Managing Diabetes on a Budget

In this next scenario, we have a patient with diabetes and an A1C of 9. John cannot afford the high cost of insulin and the testing supplies to treat his diabetes. He does not have insurance and is a citizen of the United States. We can use the rxassist.org program and under the Lillycares program apply for both Basaglar and Humalog for our patient. For a household of two the income must be under $78,880. John can get a 4-month supply at a time and it can be sent directly to his home with an automatic refill every 4 months. John can purchase a blood glucose monitor at a local chain for $20; strips vary in price and can be purchased for $16.50/100. Generic pen needles may cost $10/100. So we see that even though the insulin may not cost our patient anything the supplies to manage his diabetes are still costly.

If our patient does not have insurance is there a free clinic in the area?
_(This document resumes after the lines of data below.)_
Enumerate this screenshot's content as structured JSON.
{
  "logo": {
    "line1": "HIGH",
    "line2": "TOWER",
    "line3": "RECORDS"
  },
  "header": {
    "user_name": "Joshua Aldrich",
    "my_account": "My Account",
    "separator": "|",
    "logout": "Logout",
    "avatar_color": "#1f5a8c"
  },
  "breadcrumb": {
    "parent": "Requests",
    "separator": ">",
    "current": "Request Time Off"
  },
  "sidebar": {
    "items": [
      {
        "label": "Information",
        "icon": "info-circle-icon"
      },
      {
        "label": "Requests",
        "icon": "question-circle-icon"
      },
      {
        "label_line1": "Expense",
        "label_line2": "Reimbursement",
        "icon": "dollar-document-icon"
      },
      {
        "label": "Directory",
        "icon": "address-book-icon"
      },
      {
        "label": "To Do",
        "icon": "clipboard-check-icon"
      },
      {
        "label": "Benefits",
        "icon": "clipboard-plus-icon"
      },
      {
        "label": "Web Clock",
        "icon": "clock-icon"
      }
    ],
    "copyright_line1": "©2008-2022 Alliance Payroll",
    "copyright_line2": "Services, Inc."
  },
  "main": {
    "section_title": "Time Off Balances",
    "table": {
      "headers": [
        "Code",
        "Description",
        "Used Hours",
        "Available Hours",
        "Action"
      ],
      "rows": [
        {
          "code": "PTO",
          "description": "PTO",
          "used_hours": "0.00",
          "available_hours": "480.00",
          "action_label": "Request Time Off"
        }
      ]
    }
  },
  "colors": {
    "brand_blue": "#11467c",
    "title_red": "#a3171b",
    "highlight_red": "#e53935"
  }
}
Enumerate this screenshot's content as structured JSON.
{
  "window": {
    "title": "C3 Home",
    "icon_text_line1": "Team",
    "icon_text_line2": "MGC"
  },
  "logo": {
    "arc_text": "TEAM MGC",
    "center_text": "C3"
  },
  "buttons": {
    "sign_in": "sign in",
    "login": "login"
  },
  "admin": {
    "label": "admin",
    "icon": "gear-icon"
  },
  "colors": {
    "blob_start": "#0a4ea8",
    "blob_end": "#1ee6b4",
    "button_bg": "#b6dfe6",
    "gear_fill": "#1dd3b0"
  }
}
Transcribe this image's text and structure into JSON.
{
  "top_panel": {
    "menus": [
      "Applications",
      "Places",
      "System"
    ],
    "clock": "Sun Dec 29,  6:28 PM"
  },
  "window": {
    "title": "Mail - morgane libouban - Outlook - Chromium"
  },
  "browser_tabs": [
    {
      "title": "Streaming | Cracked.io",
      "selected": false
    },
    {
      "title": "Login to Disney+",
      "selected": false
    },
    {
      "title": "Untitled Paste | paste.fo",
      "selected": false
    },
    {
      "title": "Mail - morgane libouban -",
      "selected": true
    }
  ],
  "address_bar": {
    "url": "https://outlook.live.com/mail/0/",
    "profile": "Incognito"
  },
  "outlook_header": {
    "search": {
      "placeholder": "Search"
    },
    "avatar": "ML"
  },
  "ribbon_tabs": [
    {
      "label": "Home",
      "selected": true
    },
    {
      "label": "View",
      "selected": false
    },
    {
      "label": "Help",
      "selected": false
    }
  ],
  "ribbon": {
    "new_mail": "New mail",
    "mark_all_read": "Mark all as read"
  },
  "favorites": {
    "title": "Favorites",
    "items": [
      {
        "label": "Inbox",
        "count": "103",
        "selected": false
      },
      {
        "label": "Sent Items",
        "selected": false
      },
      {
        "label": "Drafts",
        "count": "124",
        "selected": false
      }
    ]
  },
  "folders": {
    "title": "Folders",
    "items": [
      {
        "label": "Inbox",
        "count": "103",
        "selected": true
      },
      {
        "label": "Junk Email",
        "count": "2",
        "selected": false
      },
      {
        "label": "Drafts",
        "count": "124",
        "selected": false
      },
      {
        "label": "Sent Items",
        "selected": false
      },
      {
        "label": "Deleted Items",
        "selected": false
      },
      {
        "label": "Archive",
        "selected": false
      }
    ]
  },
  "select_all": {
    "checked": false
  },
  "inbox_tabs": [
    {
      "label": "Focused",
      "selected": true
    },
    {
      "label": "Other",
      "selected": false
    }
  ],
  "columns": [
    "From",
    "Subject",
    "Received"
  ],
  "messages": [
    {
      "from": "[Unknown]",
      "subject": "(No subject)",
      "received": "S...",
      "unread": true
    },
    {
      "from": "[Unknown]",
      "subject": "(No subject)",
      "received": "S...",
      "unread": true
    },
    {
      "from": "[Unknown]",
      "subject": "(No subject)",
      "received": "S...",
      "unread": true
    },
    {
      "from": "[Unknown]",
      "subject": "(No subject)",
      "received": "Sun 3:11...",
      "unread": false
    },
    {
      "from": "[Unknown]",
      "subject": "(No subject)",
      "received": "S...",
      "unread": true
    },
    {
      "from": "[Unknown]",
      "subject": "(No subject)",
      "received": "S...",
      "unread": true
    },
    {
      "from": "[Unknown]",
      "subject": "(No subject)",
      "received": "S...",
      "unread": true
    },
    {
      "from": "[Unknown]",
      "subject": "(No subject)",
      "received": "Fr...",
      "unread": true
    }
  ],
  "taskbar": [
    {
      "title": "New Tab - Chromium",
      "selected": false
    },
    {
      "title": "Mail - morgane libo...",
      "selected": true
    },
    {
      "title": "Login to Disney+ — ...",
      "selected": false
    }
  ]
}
Free clinics usually have a mix of paid and volunteer providers. The clinic should have a medication room and provide generic medications at no cost to the patient. The staff at the clinic has access to free medication from various resources such as:

  • directrelief.org – This organization provides medication and supplies at no charge to qualifying clinics. They supply generic medications and over-the-counter health and beauty aids.
  • usprogram.americares.org – Americares provides generic medications to qualifying clinics. They provide the medications in bulk and one may get 12 bottles of 1,000 of a medication but only need one. So the quantities may be much more than needed by a small clinic.
  • Local affiliated hospital – Many clinics partner with local hospitals and the hospitals may be able to provide the clinic with needed generics at a reasonable cost.
 

Innovative Solutions for Medication Accessibility

We have looked at several excellent resources to solve our dilemma of expensive medications, high copays, high deductibles, or no insurance. We also looked at using our therapeutic knowledge to be able to provide a patient with a reasonably-priced medication. We as pharmacists can help our patients take their medications by making them affordable using these resources. Knowledge about available programs is certainly an important part of dispensing as a pharmacist as is our therapeutic knowledge.